Очевидно, вкус у Ленни Брукштайна хромал. У него была прекрасная, обожавшая его жена, а он предпочел стерву-любовницу, которая его презирала. Так называемые друзья были так же достойны доверия, как банда продавцов подержанных машин. Но это уже предел всему! Что хорошего может быть на Нантакете? Серые, обшитые вагонкой дома, унылые, поливаемые дождями пляжи навевали депрессию.

– И чем люди здесь занимаются? – спросил Митч фармацевта в аптеке на Мейн-стрит, почти единственном заведении, открытом не в сезон.

– Некоторые люди пишут. Или рисуют.

«Пишут что? Предсмертные записки, перед тем как покончить с собой? Стихи в стиле Леонарда Коэна?»

– Кое-кто ловит рыбу. В марте здесь не слишком людно.

Это еще слабо сказано! В гостинице на Юнион-стрит, где остановился Митч, было тихо как в могиле. Единственным звуком, нарушавшим молчание, было тиканье старинных напольных часов в гостиной.

Еще пара недель – и для Митча все закончится, как для героя Джека Николсона в «Сиянии».

Но сидеть здесь две недели не пришлось. В течение суток после его приезда по острову поползли слухи о появлении незнакомца, расспрашивавшего о Леонарде Брукштайне, после чего все население предпочло наглухо заткнуться. Фелиша Торрес, бывшая кухарка Брукштайнов, сейчас работала в «Колдрен», единственном ресторане высшего класса, открытом не только в летние месяцы. Митч направился туда.
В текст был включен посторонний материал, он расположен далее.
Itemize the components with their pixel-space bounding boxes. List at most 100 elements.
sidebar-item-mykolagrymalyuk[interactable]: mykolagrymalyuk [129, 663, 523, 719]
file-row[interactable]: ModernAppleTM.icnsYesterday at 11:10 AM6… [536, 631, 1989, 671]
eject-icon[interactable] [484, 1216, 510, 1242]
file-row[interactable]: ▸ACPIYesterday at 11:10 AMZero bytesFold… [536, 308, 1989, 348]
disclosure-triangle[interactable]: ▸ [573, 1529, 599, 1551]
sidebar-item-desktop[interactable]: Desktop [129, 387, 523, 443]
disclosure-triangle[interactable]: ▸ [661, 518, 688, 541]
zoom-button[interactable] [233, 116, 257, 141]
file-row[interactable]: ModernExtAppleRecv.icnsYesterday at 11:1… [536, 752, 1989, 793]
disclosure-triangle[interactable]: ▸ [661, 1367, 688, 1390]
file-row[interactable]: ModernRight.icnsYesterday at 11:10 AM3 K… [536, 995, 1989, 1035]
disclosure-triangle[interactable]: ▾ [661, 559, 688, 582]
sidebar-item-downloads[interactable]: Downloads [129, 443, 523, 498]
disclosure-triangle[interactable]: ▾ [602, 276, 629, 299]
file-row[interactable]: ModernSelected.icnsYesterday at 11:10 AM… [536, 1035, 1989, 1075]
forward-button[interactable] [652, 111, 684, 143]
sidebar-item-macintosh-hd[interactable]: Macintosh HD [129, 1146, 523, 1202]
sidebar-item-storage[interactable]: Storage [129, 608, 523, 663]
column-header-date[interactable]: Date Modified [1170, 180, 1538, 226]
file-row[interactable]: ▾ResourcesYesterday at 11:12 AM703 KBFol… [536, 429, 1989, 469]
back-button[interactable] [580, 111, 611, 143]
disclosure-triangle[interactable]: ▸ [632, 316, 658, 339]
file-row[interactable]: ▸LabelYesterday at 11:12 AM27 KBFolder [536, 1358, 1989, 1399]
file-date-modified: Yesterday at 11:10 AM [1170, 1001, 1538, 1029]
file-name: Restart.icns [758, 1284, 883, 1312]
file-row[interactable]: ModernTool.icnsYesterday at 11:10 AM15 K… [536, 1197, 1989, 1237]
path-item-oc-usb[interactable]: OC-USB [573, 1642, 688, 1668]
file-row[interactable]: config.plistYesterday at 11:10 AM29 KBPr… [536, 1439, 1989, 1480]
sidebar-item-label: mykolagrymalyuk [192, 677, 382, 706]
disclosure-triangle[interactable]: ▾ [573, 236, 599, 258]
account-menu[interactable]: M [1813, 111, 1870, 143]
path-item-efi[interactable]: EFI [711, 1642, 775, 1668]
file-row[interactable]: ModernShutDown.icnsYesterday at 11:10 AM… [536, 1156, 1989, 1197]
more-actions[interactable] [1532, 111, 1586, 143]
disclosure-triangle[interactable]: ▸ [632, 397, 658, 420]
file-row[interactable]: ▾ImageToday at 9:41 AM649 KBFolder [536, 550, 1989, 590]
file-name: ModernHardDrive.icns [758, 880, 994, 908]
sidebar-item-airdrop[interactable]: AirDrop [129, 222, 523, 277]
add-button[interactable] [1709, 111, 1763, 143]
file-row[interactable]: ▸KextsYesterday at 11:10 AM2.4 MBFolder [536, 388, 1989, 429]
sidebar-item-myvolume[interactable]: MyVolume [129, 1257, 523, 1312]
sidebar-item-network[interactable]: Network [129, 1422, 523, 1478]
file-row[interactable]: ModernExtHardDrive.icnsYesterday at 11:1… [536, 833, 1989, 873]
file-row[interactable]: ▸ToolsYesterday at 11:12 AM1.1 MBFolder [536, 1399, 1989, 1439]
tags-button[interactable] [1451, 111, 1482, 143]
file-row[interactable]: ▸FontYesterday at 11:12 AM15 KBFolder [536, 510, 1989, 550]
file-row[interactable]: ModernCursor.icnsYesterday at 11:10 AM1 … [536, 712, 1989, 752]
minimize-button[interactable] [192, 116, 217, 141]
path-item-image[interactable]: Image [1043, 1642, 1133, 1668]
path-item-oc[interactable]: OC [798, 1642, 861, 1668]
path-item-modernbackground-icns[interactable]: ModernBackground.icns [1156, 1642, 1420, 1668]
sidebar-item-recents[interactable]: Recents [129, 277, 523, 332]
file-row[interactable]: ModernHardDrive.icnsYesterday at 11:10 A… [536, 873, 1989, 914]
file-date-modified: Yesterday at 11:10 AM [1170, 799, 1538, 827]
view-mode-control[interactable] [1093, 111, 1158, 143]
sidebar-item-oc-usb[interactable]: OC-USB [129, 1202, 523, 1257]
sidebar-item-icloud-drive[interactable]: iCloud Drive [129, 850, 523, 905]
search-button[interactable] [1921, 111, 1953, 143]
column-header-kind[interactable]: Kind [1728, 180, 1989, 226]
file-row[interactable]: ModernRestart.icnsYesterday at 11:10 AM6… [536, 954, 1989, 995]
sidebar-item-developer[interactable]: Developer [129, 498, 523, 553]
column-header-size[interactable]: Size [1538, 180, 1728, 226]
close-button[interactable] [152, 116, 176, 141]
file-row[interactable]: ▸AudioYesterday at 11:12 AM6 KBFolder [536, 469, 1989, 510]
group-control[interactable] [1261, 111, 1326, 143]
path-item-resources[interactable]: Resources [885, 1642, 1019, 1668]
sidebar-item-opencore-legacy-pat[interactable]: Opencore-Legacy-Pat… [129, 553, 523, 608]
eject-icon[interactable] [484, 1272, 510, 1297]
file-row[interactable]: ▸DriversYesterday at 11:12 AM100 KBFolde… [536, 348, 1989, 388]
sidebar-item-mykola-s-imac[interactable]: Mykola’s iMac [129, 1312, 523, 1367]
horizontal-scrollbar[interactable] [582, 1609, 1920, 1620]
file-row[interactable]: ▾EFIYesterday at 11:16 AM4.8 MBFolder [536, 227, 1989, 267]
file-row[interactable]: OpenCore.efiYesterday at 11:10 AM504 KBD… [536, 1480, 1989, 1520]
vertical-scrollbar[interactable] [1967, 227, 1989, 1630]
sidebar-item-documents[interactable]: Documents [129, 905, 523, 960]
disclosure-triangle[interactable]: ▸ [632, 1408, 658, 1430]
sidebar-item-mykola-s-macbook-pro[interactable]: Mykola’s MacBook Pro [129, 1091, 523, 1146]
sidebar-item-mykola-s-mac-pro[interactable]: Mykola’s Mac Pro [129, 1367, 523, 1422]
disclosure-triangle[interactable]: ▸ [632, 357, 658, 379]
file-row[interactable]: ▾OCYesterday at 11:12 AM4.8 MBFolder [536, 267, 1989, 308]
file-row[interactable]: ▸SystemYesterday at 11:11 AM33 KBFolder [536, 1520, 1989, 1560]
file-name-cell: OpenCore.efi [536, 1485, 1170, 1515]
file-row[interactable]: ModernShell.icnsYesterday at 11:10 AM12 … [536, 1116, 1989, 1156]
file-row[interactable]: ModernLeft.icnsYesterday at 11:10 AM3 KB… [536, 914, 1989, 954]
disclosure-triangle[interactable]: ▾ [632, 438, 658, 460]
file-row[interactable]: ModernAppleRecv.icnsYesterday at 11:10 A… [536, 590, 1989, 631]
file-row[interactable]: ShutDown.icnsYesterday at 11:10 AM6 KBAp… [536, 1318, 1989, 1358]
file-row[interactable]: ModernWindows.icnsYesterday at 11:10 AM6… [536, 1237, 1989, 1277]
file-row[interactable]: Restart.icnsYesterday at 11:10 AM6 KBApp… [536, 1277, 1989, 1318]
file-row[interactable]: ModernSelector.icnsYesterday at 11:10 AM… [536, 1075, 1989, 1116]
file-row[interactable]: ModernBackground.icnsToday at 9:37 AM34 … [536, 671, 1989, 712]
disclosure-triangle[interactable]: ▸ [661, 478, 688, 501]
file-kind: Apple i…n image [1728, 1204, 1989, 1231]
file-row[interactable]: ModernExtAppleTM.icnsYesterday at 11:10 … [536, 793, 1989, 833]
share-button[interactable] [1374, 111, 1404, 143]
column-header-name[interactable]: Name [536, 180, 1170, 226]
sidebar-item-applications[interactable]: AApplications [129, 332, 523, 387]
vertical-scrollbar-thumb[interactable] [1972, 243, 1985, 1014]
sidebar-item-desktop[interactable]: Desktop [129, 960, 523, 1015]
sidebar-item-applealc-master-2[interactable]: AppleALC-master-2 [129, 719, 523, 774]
– Я пытаюсь составить более точную картину событий в дни, предшествовавшие шторму. Речь идет о лете 2009 года. Вы в то время жили у Брукштайнов?

Молчание.

– Как давно вы у них служили?

Молчание.

– Мэм, это неофициальное расследование, вы понимаете? И ни к чему нервничать. Вы не заметили каких-то напряженных отношений между гостями в тот уик-энд?

Сначала он подумал, что Фелиша плохо знает английский. Потом решил, что она глухонемая. Как бы там ни было, повариха оказалась столь же откровенной, как мидия, проглотившая каплю суперклея. Митч опросил экономку, горничную, садовника. Та же история.

«Не помню».

«Не видела».

«Делал свою работу и уходил домой».

Завтра он отправится в гавань и поговорит с рыбаками. Кто-то из них в тот день должен был выходить в море. Но надежды раздобыть хоть какую-то информацию было мало.

«Можно подумать, все они члены тайного клуба вроде масонского и связаны обетом молчания». Но почему? Ленни уже мертв. От чего или кого они его защищают?